Pleśnica. Mieszkańcy kontra amerykańskie norki i ich właściciel

fot. Archiwum
fot. Archiwum
W niewielkiej Pleśnicy koło Korfantowa trwa wojna na pisma, skargi i kontrole. Po jednej stronie barykady znalazło się 70 mieszkańców wsi. Po drugiej - 24 tysiące amerykańskich norek i ich właściciel.

W całym województwie takie fermy są dwie. W Pleśnicy i koło Namysłowa. Ludzie we wsi opowiadają, że Tadeusz L. z sąsiedniego Przydroża pracował przed laty na Zachodzie w takiej hodowli. Nauczył się biznesu z norkami i założył swój.

W Pleśnicy udało mu się kupić spory kawałek nie używanego pola. Ogrodził plac wysokim betonowym płotem, przez który niczego nie widać. Na zewnątrz wypuszcza tylko smrody i ścieki. - Totalny smród - opowiada kilku mieszkańców Pleśnicy, którzy przyszli na spotkanie z dziennikarzem do sołtysa Bogdana Biedy.

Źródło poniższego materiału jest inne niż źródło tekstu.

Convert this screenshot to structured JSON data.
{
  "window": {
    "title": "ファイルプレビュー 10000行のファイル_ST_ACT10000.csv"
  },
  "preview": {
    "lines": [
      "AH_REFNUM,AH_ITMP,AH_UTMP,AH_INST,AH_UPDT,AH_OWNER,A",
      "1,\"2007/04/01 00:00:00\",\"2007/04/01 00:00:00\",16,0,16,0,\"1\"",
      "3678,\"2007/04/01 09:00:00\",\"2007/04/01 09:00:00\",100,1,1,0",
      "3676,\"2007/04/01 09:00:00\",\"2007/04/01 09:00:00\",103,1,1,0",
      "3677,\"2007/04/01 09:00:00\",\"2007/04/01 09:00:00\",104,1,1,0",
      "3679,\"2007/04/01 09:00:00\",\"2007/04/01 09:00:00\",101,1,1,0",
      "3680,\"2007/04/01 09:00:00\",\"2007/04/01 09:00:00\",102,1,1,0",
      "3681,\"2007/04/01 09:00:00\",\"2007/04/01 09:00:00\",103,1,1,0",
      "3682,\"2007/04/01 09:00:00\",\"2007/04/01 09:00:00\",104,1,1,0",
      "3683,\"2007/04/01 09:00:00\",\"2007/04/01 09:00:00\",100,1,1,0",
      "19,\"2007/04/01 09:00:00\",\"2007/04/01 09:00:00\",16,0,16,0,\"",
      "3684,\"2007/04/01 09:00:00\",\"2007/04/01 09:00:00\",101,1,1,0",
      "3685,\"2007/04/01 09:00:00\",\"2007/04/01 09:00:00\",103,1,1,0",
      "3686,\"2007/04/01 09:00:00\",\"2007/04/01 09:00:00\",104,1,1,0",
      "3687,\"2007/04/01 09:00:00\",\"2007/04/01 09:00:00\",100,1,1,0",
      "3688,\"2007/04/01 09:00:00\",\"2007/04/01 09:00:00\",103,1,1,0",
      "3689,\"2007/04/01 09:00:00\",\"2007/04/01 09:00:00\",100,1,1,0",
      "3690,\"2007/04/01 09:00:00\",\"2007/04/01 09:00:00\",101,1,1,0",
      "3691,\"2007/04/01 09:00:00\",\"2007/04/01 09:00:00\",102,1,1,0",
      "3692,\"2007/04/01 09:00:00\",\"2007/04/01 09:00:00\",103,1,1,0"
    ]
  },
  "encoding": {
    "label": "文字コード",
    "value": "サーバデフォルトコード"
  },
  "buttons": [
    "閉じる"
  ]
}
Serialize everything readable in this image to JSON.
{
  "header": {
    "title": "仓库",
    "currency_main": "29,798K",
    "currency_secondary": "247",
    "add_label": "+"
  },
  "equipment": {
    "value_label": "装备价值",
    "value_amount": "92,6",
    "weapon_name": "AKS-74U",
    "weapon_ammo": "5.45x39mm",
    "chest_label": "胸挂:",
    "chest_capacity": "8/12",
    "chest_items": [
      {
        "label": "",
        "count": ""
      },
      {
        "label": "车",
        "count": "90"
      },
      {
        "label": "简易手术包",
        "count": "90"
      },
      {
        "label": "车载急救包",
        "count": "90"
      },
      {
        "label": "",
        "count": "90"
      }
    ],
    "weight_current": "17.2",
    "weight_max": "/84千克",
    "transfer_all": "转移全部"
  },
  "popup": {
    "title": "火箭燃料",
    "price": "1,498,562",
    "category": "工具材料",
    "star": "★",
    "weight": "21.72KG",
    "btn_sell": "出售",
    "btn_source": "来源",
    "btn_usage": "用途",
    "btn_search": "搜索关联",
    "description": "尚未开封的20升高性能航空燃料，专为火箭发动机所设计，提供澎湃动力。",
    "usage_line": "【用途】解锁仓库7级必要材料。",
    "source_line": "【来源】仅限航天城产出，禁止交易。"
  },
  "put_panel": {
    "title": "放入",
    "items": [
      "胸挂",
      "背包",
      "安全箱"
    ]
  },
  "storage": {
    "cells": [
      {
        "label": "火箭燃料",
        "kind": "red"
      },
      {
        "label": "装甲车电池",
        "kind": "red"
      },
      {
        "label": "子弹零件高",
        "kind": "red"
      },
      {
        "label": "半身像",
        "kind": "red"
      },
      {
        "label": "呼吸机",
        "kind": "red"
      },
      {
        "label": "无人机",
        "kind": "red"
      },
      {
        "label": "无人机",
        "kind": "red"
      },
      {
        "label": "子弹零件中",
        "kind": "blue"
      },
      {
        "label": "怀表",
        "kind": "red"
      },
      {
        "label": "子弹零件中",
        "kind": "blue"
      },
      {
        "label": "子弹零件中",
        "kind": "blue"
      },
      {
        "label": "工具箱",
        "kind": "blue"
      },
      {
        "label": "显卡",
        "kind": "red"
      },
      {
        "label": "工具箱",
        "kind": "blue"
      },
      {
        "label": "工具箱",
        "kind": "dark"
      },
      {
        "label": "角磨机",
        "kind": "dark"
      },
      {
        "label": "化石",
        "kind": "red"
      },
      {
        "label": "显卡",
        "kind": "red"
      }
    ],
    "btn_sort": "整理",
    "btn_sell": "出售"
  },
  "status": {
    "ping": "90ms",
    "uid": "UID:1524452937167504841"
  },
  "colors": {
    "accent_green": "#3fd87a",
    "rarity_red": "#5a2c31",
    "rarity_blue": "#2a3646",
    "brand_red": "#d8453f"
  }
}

- W ubiegłym roku mieliśmy w domach afrykańską plagę much. W środku lata trzeba ciągle zamykać okna. Młodzi stąd uciekają, nikt z powodu tego smrodu nie chce się budować we wsi. Wszyscy się wycofują, jak widzą fermę norek w sąsiedztwie. Czasem sami wsiadamy w samochód i jedziemy gdzieś za wieś, żeby trochę odetchnąć świeżym
powietrzem.

Śmierdząca sprawa

Firma Tadeusza L. i jego żony w 2002 roku dostała warunki lokalizacji, a potem pozwolenie na budowę od burmistrza Korfantowa. - Inwestycja spełniła wszystkie wymagania - opowiada burmistrz Zdzisław Martyna. - Była zgodna z planem zagospodarowania przestrzennego gminy. Przedsiębiorca przedstawił raport oddziaływania na środowisko, dostał pozytywne opinie sanepidu i starostwa, które m.in. badały raport pod kątem spełnienia wymogów ochrony środowiska.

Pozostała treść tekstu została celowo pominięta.